Julia Martens' final three months of high school were supposed to be filled with memories to last a lifetime.
She was ready to wrap up her final season with the Summit soccer team, spend time with friends she wouldn't see as much in college and put the finishing touches on a spectacular academic career.
In an instant, most of those plans were dashed when Missouri Gov. Mike Parson ordered schools across the state closed for the remainder of the school year due to the ongoing coronavirus pandemic.
The Missouri State High Schools Activities Association followed with the news that all springs sports were canceled in early April.
Rather than face the harsh reality of a spring and summer without sports, Martens found an outlet.
The editor-in-chief of the Summit yearbook, the Pinnacle, Martens has stayed busy during a time when she would've normally been on the pitch. The recent Summit graduate and 2020 Post-Dispatch School Athlete has been putting the finishing touches on the annual publication along with her assistant editor Sydney Brewer and the rest of the class.
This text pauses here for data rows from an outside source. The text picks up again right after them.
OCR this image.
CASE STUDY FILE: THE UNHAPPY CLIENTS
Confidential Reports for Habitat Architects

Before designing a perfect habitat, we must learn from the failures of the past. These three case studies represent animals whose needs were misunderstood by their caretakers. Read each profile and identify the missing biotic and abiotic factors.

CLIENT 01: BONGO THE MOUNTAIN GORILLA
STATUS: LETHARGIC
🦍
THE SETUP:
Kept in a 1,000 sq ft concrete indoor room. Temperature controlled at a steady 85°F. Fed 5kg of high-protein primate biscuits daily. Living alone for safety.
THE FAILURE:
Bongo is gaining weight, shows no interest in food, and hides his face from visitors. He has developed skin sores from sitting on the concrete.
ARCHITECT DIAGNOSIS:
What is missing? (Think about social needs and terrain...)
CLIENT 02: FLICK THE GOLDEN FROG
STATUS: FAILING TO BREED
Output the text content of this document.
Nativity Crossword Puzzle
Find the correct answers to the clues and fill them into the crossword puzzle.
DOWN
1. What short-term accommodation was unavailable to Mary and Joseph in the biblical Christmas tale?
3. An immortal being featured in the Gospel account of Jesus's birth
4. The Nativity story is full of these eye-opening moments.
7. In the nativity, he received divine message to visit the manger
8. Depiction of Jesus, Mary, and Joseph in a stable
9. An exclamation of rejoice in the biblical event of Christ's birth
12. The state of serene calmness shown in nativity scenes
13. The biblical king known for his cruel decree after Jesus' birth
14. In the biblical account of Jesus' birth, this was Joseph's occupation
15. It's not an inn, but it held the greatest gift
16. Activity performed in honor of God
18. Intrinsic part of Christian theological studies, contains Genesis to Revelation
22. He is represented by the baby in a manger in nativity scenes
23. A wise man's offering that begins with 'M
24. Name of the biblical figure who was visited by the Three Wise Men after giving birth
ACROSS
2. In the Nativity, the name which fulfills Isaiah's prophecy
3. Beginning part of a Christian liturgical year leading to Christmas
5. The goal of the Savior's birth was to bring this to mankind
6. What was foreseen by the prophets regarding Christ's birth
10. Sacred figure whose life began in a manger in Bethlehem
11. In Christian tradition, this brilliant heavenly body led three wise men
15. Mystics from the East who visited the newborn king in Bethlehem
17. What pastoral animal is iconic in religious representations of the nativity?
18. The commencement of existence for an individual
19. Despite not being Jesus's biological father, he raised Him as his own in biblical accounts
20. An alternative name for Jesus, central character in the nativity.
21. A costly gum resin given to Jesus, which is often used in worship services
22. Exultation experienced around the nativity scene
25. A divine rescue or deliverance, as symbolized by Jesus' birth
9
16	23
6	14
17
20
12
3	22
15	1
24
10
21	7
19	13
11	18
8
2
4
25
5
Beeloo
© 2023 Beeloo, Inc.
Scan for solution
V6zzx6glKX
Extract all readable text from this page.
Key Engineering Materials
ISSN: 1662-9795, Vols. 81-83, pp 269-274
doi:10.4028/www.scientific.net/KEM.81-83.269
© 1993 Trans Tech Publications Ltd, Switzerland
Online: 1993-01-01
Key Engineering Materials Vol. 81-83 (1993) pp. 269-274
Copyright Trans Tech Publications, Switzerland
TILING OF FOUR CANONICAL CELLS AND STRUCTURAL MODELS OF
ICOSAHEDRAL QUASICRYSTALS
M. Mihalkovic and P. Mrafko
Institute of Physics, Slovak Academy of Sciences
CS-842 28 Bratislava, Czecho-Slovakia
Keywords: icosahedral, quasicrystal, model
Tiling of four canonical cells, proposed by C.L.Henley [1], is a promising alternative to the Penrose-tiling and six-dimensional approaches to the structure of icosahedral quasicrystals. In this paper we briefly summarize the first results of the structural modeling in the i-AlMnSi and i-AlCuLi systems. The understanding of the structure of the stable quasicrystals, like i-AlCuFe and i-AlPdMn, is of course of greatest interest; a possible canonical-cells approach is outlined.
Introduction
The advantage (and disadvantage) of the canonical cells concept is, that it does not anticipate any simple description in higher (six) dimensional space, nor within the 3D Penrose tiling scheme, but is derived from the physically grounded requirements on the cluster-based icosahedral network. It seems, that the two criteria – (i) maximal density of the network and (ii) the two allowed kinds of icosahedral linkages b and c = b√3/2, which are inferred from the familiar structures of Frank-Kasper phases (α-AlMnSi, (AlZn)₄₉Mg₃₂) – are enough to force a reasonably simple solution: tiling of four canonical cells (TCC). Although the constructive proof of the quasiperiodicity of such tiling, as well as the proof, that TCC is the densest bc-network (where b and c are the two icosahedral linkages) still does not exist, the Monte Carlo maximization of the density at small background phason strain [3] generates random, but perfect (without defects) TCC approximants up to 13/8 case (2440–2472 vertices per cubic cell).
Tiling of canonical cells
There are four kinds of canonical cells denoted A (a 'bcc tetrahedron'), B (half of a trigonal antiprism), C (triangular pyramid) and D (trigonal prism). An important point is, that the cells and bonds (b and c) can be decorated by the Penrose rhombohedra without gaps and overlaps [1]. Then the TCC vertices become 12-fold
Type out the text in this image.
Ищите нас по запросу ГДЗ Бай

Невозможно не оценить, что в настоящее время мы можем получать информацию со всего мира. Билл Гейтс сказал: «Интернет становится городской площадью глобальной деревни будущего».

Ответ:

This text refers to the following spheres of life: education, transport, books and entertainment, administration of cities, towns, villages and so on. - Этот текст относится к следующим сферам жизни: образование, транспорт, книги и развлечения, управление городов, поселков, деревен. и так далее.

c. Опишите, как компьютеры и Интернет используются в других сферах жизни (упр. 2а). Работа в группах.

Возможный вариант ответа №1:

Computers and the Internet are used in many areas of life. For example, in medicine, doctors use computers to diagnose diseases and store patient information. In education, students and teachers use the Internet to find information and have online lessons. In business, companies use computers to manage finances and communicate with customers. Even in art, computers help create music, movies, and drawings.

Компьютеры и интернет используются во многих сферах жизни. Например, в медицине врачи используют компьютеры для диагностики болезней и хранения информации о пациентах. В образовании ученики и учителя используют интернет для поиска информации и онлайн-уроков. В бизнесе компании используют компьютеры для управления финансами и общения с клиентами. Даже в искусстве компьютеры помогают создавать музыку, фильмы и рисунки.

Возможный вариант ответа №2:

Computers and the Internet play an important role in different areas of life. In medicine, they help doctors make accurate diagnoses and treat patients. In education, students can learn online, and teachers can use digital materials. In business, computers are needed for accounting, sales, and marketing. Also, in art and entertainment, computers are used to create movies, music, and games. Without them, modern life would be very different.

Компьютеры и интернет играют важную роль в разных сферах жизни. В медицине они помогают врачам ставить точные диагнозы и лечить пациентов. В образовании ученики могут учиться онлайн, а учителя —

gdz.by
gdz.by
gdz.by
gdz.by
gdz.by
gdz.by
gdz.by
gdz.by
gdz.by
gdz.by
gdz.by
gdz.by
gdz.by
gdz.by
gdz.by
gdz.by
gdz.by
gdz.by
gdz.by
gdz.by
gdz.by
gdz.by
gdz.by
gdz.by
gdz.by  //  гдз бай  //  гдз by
“I’ve been working on finishing up the yearbook for a pretty big chunk (of the spring). We finished it earlier this month,” Martens said. “We’ve been trying to rearrange the book and get interviews. We worked hard to cover things that have been going on. It took a lot of work to get it done, but we did."
Hard work is nothing new to Martens, who is a member of Summit’s National Honor Society. She finished 43rd out of the 314 students in her graduating class and will pursue a degree in the medical field at the University of Missouri in the fall.
Martens was set to be a soccer captain for the Falcons this spring. She easily transitioned that leadership into the classroom, even if it was over a Zoom meeting.
“When the pandemic hit and school was no longer in session, we would have Zoom meetings between myself and the remainder of the staff and Julia would set the assignments with her associate editors,” Pinnacle faculty adviser Clay Zigler said. “She would set them up, she would follow through with them, she would report back to me and it was great. She was the right person for this job when you consider all of the circumstances that had to be dealt with to finish the yearbook.”
Having a hands-on approach to finishing up the yearbook allowed Martens to take a walk down memory lane.
She helped the Summit girls basketball team win a school-record 26 games last winter, averaging four points, 3.8 rebounds and 3.7 assists. Prior to that she was part of a Falcons soccer team, which captured the Class 3 state championship in 2018 and finished second last season.
Martens would love nothing more than to lace up the cleats for the Falcons one last time, but she is not parting with the game altogether.
She's still holding out hope that she'll be able to play with some of her teammates on her summer club team, Lou Fusz 2001 Becher, in a State Cup-style tournament and has recently started practicing with some friends. She's also considering joining the club team at Mizzou.
It may not be the finish she wanted to high school, but Martens is taking it in stride and still making memories along the way.
“You work so hard for your last (soccer) season and it’s been the worst to not be able to finish your last games,” said Martens, who scored four goals and had nine assists as a junior. “We’ve been pretty successful and I was looking forward to going back to fight for another state championship. It stings. I’ve had a lot of ups and downs with this. It’s been pretty hard. You just have got to keep looking forward and know that there are better things coming.”